Further, we note that in their effective tax rates data on pages six and seven, Ernst & Young includes manufacturing in the forest industry data, but in the agriculture data they do not include food processing. They are comparing apples and oranges. If food processing taxes were added, it is likely that both of these land-hungry industries would have higher taxes than most industries as they should, given their combined privately-owned land. Property taxes are their highest tax.
It makes far better sense to draw comparisons with our neighboring states and all the taxes they pay on privately-owned forestland, not all businesses in this state.

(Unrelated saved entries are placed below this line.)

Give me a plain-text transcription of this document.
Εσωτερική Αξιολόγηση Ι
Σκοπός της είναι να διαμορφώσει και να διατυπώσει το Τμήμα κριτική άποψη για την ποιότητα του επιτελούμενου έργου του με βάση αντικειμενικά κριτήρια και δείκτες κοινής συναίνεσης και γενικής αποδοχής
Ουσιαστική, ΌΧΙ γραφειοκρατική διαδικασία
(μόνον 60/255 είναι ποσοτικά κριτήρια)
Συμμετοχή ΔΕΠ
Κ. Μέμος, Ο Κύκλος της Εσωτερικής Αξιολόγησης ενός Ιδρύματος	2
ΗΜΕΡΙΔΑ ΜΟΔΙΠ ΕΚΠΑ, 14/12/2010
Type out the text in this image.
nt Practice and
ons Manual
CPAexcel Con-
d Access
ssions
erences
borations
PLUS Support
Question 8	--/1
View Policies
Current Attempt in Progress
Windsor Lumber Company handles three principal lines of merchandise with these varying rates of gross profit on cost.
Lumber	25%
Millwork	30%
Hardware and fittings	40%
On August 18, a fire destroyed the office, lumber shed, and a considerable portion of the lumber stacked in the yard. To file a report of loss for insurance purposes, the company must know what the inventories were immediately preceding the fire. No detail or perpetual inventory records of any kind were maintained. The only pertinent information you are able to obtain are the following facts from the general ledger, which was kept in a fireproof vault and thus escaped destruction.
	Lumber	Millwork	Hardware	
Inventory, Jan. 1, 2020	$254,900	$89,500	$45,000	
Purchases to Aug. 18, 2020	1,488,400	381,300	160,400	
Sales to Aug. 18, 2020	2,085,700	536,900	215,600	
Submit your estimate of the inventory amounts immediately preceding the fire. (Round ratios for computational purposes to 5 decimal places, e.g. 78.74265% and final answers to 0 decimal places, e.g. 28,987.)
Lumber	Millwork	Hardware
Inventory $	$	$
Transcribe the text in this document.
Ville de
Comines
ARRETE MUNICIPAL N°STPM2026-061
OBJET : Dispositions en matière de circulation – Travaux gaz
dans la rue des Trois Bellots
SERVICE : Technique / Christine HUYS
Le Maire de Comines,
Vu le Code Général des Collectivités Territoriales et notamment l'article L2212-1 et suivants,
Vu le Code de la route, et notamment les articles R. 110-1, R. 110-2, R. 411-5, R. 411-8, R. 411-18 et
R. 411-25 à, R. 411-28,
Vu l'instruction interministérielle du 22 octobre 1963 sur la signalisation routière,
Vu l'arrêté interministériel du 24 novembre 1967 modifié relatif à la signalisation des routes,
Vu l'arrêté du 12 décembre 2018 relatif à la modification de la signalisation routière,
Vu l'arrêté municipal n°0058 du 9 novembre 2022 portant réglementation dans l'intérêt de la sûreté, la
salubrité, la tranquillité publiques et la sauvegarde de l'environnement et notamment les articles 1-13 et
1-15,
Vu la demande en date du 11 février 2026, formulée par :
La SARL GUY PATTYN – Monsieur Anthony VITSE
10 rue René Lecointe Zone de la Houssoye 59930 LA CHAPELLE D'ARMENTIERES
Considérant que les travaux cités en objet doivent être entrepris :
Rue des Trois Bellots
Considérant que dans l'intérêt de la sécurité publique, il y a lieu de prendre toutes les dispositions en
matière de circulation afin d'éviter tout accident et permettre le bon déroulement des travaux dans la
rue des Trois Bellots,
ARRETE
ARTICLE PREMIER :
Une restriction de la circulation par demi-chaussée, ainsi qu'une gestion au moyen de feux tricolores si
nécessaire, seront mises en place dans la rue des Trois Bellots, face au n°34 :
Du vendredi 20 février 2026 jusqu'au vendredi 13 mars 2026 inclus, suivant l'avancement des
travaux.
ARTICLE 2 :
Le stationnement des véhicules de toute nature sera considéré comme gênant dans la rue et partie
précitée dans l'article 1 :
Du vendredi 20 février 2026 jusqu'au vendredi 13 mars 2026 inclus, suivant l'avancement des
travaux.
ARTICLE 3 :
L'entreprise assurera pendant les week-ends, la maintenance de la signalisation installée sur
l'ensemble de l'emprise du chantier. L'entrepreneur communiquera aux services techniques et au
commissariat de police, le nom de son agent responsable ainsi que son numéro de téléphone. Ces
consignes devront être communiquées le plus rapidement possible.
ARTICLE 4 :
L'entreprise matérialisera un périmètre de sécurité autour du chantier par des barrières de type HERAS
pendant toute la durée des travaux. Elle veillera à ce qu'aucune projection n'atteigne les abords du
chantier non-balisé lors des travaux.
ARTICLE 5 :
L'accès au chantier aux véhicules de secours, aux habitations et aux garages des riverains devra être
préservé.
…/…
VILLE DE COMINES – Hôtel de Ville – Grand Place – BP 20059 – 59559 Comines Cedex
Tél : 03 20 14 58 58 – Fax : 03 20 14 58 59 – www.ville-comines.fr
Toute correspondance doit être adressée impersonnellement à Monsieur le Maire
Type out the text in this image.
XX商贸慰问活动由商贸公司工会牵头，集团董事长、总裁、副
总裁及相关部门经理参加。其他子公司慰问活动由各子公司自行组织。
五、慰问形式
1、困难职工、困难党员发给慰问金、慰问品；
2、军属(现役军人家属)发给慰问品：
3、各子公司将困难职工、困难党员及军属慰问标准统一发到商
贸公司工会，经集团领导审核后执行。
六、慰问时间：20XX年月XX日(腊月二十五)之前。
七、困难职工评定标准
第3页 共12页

Comparing an industry that uses 17% of the landmass of the State to all other businesses in the State is a false comparison. And using 17% of the land mass, but paying something less than 0.6% of all income taxes and 0.4% to 0.5% of all property taxes in the State looks like a very good deal.
1Our property tax for forestland taxes the value of the land for growing trees with a range of land values from $9.83 to $743.70 per acre in Western Oregon and at $84.21 per acre in Eastern Oregon. The value is multiplied by the local tax rate for any particular piece of property.
2 Source of population growth data is Macrotrend.net
3 Source https://www.bls.gov/data/inflation_calculator.htm
4 LFO document “Forestland Revenue Received Comparisons” which breaks out ODF protected acres and Emergency Fire Funding and Base Fire Protection Funding by source for three biennia.
5See Jaime McGovern presentation 2.18.2021, slide 25 property taxes for forestland without improvements $25.3 million, not E&Y’s estimate of $36.7 million. $25.3 million is less than 0.4% of all property taxes.